What do you get when you foist technology on busy classroom teachers? In most cases, you get technology-rich—but still traditional—classrooms, plus teachers who are now responsible for troubleshooting both misbehaving devices and the culprits using them.
One district leader articulated the problem well. He told me he’s excited about the district’s new learning management system (LMS), but not sure that teachers will use it to make learning more student-centric. He wonders if professional development will be enough to help his teachers “know how to really, truly personalize learning,” instead of merely add flash to the status quo.
He’s right. In fact, no amount of teacher training will solve his problem. But there’s a very different solution that will.

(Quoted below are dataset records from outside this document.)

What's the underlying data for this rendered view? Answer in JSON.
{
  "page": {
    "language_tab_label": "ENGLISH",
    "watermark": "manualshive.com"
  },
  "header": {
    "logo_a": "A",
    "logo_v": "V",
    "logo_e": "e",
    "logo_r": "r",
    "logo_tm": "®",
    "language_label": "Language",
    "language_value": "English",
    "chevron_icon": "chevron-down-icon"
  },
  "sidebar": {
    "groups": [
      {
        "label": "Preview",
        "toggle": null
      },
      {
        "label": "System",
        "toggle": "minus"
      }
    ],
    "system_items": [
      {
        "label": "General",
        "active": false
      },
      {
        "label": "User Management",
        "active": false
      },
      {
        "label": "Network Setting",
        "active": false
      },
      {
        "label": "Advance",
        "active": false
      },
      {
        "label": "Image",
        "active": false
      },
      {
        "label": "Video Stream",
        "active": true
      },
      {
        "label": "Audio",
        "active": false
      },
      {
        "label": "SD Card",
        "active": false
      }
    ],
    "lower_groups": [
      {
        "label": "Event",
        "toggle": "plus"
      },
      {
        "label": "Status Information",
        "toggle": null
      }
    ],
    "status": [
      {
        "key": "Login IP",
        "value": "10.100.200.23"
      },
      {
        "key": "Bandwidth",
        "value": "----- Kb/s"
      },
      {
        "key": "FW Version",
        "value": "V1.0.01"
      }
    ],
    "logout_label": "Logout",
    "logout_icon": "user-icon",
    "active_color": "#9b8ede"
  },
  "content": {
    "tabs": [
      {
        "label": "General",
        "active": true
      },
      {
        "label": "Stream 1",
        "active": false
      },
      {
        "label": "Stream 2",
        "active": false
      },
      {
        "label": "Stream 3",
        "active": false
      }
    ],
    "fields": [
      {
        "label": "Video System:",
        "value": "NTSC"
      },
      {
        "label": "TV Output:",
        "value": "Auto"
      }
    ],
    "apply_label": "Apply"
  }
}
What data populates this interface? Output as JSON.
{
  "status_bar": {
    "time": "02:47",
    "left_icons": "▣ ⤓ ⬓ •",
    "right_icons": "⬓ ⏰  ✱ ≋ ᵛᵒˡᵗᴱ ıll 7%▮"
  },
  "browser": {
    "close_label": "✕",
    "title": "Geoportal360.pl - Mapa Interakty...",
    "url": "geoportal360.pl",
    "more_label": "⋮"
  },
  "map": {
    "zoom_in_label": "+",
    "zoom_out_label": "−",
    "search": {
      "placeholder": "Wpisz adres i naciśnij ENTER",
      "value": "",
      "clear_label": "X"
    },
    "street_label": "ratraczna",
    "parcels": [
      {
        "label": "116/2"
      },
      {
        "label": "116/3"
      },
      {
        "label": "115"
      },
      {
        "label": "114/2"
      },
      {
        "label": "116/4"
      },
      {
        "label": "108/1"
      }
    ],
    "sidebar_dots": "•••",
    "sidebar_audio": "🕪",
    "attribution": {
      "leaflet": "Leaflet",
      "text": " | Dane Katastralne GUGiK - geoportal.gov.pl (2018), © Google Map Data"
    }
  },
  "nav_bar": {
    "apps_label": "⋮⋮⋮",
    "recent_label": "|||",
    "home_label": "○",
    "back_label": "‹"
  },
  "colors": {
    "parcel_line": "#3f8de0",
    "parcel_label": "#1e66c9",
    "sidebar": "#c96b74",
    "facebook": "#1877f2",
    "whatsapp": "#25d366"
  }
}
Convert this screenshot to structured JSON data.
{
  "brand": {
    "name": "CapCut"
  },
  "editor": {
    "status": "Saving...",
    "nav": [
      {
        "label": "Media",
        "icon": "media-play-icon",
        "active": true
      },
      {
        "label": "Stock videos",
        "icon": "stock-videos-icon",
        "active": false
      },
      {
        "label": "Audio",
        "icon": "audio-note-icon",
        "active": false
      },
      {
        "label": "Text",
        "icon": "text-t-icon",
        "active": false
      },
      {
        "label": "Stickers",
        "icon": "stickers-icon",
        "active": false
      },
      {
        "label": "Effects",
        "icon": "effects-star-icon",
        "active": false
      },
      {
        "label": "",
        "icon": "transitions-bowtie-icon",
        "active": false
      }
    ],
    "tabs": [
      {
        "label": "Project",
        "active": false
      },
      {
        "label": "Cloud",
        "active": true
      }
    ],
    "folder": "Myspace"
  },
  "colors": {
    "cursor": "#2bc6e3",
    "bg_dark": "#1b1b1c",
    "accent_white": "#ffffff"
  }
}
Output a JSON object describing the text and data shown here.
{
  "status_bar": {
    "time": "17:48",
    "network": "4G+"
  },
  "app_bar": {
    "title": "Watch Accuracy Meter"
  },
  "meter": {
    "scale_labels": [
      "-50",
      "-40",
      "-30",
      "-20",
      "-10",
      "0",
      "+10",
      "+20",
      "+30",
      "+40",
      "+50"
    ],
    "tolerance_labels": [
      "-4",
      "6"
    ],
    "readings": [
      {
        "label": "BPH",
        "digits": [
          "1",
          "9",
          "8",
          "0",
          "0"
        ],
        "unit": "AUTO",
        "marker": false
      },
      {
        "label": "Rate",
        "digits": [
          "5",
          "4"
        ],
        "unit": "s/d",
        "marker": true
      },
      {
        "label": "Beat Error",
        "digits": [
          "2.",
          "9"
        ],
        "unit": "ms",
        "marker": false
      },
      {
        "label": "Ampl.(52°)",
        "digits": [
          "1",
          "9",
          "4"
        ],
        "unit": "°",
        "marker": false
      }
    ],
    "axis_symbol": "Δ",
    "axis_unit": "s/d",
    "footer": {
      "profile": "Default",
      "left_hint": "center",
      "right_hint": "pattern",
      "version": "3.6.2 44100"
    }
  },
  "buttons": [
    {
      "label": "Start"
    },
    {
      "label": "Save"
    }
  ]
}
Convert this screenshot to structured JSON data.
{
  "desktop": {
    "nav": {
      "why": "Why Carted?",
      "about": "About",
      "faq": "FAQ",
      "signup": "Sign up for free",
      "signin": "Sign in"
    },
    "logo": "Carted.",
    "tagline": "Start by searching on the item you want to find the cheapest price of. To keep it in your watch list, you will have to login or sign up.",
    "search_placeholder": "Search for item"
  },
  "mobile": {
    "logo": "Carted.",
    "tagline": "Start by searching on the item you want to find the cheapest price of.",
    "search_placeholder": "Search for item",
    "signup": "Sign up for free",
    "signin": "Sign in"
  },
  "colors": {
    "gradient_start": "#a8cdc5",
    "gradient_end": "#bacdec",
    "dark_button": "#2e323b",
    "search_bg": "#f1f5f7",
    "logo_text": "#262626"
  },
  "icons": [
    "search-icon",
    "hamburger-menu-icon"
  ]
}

The secret is this: organize the right team to lead the implementation. During their time at Harvard Business School, Professors Kim Clark and Steven Wheelwright wrote here that different organization structures are right for different problems. Disrupting Class summarizes these points in Chapter Nine. Here’s the overview:
To create change within the walls of a classroom or department, use what Clark and Wheelwritght call a functional team. A functional team is made up of the team of teachers at each grade level or department. Functional teams bring specialized expertise in their own disciplines—the kindergarten teachers handle the kindergarten, foreign language teachers manage the foreign language department, and so forth. Functional teams are best suited for problems that don’t require other parts of the school to change. Use a functional team for problems such as:
- Deciding how to use the LMS for problem sets and class calendars
- Deciding how teachers will use online tools to enliven their lesson plans
- Helping teachers implement a Flipped Classroom
Other problems require making changes that affect more than one set of classroom teachers. When the interdependencies are predictable, the best organization structure is a lightweight team. Lightweight managers shuttle back and forth among the departments to ensure that everyone’s work fits together. Importantly, team members represent the interests of their departments throughout the process. Use a lightweight team for problems such as:
- Coordinating how teachers and parapros will work together as part of a Lab Rotation
- Determining how the I.T. staff will support the middle school’s Station Rotation
- Deciding how 6th grade students can serve as reading buddies for 1st graders during a Station Rotation
Some changes go beyond coordinating how classrooms or departments work together. They require changing the architecture of the school itself. In these cases, the best group to lead the change is a heavyweight team. Members of heavyweight teams must co-locate and a manager with significant clout needs to be at the helm. Members of the team must abide by a crucial rule—leave behind departmental interests and instead work collectively to meet the project’s goal. Use these teams for problems such as:
- Redesigning the bell schedule, teacher roles, and curriculum to implement a Rotation
- Switching from a seat-time system to a competency-based system
Finally, some technology initiatives are intended to disrupt the classroom and replace it with an entirely new education model. Leaders can only bring about this level of change if they create an autonomous team, which has the freedom to rebuild the budget, staffing plan, and facilities design from the ground up. Autonomous teams have enough autonomy that they in effect pioneer a “school within a school.” Senior administrators play a key role in defending the autonomous team’s right to break the grip of established processes. Use these teams to implement the disruptive models of blended learning that we identify in our report Is K-12 Blended Learning Disruptive? (see pages 32-35).
Team design is a big deal. It is crucial to making a blended-learning implementation work as hoped. So listen up Miami-Dade (which recently announced that each of its 350,000 students will have access to a digital device by 2015) and Los Angeles Unified (which signed a $35 million contract to buy Apple iPads). Don’t think that teacher training is all that matters to make those huge tech investments pay off.